In Bihar, when Kumar and RJD supremo Lalu Prasad were toying with the idea of joining forces, there came a point when the two almost fell out. Prasad did not want Kumar to be projected as the chief ministerial candidate and went off to meet Rahul Gandhi. Overnight, posters came up in Bihar with Kumar's face and this message, "Aage badhta rahe Bihar, phir ek baar Nitish Kumar." This, says Santosh Singh, author of Ruled or Misruled: Story and Destiny of Bihar, was Kishor's doing to put pressure on Prasad. "He had clearly anticipated something like this and was ready with a game-plan," says Singh.

Some say that Bihar was more of Prasad's victory than Kumar's. "Yes, it was Prasad's return from oblivion," says Singh. "But then, he has always had a strong vote base (Yadavs form 16-17 per cent of the state's population), while Kumar's Kurmi caste is only 3.8 per cent of the state. So, Kumar clearly had to work harder."

After the Bihar victory there was talk of a Rajya Sabha seat for Kishor. He did not ask for it; he also did not say "no". But that would have tied him down to one party. Instead, as advisor to Kumar, the first ever, he was appointed cabinet-rank counsel to Bihar Vikas Mission, a powerful parallel secretariat that will oversee the implementation of Kumar's seven-point agenda of ensuring power, water, toilets, roads, and so on, across the state. "It's a smart move. This way, Kumar also get to keep an eye on all departments, including those under Prasad's sons (one is Bihar's deputy chief minister and the other health minister), through Kishor," says Singh. This also leaves Kishor free to follow his passion for strategising campaigns.

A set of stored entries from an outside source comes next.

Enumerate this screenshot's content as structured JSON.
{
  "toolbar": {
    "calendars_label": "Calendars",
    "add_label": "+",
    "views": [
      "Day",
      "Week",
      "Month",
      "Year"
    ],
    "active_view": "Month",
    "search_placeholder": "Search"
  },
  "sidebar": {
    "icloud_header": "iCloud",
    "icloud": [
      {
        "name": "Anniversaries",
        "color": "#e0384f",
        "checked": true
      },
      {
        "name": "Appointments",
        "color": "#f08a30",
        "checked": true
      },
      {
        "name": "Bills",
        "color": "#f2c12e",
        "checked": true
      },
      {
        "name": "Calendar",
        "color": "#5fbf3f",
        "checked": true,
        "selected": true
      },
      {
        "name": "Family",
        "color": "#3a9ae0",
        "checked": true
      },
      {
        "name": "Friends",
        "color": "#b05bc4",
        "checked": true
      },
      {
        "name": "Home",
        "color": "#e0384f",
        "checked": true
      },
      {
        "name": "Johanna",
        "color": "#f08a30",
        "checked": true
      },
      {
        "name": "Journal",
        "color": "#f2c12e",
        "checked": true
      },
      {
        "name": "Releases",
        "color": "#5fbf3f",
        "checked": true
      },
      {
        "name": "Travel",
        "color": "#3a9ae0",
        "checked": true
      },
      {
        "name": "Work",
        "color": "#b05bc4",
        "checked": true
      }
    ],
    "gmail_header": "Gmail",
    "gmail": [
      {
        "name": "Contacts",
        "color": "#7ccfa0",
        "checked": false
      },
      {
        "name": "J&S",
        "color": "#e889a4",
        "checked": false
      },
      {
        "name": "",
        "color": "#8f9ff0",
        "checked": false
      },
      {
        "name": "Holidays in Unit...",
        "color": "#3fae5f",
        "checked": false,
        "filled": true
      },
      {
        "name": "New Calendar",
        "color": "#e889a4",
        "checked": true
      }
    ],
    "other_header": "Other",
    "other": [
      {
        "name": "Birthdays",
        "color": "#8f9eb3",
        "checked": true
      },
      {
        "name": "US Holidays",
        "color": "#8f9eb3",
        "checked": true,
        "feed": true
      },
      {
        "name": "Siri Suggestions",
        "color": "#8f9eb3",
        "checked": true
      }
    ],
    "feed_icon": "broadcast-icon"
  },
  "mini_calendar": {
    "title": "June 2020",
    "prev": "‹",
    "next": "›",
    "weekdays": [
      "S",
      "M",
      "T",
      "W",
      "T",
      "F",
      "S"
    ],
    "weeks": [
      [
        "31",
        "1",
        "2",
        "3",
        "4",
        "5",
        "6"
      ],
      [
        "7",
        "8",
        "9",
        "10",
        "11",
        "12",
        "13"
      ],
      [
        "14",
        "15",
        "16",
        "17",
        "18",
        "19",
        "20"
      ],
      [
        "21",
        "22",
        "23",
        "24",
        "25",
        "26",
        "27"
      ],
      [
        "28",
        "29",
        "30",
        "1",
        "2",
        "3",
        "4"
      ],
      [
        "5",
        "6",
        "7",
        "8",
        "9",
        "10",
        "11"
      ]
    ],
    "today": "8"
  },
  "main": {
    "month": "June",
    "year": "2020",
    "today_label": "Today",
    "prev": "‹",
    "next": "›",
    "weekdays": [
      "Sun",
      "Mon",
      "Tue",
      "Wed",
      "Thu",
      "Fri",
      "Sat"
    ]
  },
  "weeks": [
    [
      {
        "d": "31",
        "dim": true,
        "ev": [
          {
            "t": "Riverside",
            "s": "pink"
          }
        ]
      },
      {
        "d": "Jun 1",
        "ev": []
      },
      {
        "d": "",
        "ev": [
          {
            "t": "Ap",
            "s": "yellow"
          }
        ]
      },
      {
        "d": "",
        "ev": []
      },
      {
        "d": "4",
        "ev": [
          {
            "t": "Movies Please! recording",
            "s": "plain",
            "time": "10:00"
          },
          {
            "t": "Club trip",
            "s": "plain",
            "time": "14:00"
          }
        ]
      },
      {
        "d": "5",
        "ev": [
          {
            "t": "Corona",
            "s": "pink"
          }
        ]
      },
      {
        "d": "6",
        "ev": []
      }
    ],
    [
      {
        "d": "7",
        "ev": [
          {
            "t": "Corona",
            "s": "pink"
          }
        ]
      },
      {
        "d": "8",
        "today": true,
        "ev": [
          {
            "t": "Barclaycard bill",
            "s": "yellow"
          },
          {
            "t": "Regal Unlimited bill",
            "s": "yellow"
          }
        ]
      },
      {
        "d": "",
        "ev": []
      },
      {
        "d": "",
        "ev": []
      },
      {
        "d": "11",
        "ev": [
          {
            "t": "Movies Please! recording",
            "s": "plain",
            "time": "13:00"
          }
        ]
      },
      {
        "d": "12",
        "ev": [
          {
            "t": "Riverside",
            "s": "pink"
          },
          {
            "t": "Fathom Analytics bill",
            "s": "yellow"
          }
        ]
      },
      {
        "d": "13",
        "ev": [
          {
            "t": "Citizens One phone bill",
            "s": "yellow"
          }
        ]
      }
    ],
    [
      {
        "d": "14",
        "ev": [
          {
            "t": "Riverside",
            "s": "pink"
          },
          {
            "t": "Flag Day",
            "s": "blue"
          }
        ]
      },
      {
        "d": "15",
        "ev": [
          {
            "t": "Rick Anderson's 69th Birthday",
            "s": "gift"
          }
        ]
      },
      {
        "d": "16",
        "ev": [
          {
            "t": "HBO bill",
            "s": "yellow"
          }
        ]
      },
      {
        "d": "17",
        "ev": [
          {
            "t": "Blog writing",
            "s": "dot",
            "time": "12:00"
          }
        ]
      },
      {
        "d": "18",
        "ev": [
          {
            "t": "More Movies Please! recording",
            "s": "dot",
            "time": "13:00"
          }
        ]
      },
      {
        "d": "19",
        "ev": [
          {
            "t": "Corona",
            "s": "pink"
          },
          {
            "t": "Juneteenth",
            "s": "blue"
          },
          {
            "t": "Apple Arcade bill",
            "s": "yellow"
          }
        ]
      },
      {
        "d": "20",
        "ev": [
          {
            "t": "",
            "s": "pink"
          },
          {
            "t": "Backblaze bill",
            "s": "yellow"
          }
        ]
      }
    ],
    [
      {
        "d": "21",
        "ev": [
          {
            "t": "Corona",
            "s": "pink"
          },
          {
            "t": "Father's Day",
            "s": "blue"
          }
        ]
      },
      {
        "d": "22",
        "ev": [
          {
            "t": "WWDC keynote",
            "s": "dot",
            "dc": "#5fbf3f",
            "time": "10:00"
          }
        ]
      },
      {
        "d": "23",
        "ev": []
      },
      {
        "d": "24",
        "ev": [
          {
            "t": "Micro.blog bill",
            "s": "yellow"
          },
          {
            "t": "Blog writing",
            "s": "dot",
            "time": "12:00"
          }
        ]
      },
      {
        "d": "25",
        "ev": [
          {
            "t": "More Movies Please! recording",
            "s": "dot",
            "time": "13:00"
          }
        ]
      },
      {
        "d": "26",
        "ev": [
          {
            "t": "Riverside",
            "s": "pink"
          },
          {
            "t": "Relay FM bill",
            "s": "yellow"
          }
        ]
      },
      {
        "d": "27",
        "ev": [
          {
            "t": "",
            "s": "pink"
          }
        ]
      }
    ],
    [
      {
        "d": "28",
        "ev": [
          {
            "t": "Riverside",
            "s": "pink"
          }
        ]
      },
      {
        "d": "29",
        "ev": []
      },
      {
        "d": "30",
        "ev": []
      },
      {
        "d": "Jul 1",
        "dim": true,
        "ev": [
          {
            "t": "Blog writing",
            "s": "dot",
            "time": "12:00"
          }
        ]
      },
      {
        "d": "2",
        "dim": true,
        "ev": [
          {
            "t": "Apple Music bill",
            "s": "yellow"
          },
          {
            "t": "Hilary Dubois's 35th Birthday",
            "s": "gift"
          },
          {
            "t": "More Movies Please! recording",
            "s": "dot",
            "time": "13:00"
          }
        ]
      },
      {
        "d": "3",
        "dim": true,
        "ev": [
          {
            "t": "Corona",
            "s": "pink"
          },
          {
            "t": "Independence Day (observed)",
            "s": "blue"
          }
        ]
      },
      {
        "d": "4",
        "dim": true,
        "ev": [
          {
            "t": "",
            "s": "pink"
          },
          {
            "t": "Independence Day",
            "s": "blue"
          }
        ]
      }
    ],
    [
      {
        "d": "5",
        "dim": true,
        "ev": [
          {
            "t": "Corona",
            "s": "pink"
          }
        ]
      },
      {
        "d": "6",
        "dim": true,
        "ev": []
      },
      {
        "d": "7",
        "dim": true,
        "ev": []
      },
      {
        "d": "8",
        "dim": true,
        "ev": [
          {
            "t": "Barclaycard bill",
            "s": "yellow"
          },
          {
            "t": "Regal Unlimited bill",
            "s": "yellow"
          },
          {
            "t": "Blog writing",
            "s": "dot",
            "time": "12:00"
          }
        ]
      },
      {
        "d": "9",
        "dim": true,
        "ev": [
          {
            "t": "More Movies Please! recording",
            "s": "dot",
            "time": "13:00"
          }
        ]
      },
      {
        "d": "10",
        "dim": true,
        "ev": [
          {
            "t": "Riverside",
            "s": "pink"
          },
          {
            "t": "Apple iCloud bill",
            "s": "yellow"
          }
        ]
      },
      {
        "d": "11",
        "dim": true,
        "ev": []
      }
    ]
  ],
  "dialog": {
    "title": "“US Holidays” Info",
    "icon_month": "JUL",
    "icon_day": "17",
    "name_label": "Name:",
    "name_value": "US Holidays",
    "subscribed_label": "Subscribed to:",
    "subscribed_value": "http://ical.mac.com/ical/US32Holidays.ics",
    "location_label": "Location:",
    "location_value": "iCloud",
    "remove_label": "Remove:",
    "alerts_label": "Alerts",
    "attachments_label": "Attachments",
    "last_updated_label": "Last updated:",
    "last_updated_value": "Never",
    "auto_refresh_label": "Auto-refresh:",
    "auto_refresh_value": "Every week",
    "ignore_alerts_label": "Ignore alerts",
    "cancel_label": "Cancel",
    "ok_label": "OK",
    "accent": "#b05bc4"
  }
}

One of Kishor's USPs is the way he moulds himself to work successfully with mercurial personalities of contrasting nature. Each time, he changes himself, striking a chord with them at a personal level.

He is accused of running a presidential form of election, but his argument is that Indian elections have always been personality driven, right from the days of Jawaharlal Nehru.

But if democracy can be subverted or its course altered simply through some effective slogan management, data crunching and amplification of the political message, then is it really democracy? In his defence, Kishor says people relate to the political narrative, not to the gimmickry, and his job is to simply communicate the political narrative that a certain political party or entity stands for.

It might not always work, however. Many feel what Kishor has started is a passing fad. "You have got to have a good formula, a good product," says Mukhopadhyay. "Modi was a good product, Kumar was a good product. Amarinder Singh is probably a good product. But is the Congress a good product in UP even with Priyanka Gandhi, if she comes in? I am not very sure."

Kishor has told his team that the day he loses the next election, he will quit. And that he is certain that after the 2019 Lok Sabha elections, he will not be doing this anymore. It has taken a toll on his health. He is sleep deprived, weighs 8 kg more than he did when he started and he has a family, a son who is six, in Delhi who will need him around more.

When they ask him what he will do after 2019, he replies: "I don't know what I will do tomorrow."